The contents of stdin is getting corrupted with word wrapping and trailing "=" throughout which obviously breaks the URL that I need to post.
I need to extract a URL/link from an email then post the URL. So, I'm piping my email to a php script in cpanel using a standard code snip I've seen all over the internet:
$fd = fopen("php://stdin", "r");
$email = ""; // This will be the variable holding the data.
while (!feof($fd)) { $email .= trim(fread($fd, 1024)); }
fclose($fd);
Then dumping the contents of the email to a file "pipemail.txt" for now to inspect it and make sure it's all working properly.
$fdw = fopen("pipemail.txt", "w+");
fwrite($fdw, $email);
fclose($fdw);
The output is looking like this:
...
<table style=3D"width:100%" cellpadding=3D"0" cellspacing=3D"0" border=3D"0=
"><tbody><tr><td><table style=3D"background-color:#ffffff;color:#3c445a;fon=
t-family:arial;font-size:10px;font-weight:bold;width:100%" cellpadding=3D"0=
" cellspacing=3D"0">
...
I have been working on this for over a day now and I'm completely stumped. I've tried trimming the trailing "=" from incoming lines and it does not give me the expected result. Instead it seems to remove random "=" from seemingly random locations in the content. I am guessing that it is not random but it only seems so because it's not what I expect. It's probably only removing it if it happens to be the last character of the 1024 k/char line but if that is true then where else is the wordwrapping coming from? I don't know enough about how this works to trouble shoot this myself.

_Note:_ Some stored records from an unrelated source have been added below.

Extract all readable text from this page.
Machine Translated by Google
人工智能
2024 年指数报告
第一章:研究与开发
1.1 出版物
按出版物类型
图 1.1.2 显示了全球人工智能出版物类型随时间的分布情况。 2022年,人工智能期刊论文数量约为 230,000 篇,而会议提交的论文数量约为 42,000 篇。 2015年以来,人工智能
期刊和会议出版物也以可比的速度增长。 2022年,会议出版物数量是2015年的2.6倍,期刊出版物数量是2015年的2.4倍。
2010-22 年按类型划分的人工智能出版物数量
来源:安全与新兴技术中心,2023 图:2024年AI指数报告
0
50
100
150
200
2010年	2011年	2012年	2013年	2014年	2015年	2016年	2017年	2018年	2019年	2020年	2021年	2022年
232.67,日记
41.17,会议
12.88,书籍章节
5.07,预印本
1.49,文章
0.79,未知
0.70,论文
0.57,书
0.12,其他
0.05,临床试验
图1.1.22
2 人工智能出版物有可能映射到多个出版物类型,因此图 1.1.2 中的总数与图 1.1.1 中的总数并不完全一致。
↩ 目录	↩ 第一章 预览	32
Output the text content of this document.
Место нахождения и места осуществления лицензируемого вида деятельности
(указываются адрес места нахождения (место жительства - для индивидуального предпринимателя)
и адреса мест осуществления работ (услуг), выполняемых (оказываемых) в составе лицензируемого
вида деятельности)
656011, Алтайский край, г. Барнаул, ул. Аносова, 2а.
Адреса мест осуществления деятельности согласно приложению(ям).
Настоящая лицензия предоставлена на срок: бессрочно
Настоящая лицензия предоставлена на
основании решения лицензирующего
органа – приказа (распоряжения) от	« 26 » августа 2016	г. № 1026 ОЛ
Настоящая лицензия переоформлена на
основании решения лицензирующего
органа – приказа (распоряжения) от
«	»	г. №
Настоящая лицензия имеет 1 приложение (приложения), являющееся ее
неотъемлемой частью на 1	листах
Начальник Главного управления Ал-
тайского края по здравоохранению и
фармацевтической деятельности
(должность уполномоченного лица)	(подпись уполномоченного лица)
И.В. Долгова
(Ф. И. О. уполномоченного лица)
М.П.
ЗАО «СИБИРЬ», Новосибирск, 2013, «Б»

Why is it wrapping? Where are the "=" coming from? Does anyone have any suggestions?
Emails are commonly encoded in the quoted printable format (http://en.wikipedia.org/wiki/Quoted-printable)
You can decode it using
quoted_printable_decode()
- this is done automatically by your email client, which is why it looks like php is adding those character.http://www.php.net/manual/en/function.quoted-printable-decode.php
Your data is in quoted-printable format, use
quoted_printable_decode
to decode it:and
means that the email is probably quoted-printable encoded. You need to parse the message properly and run the body part through
quoted_printable_decode()
.There are
Content-Type
headers that will tell you what kind of encoding is used, and probably MIME parts and boundaries that you'll need to deal with.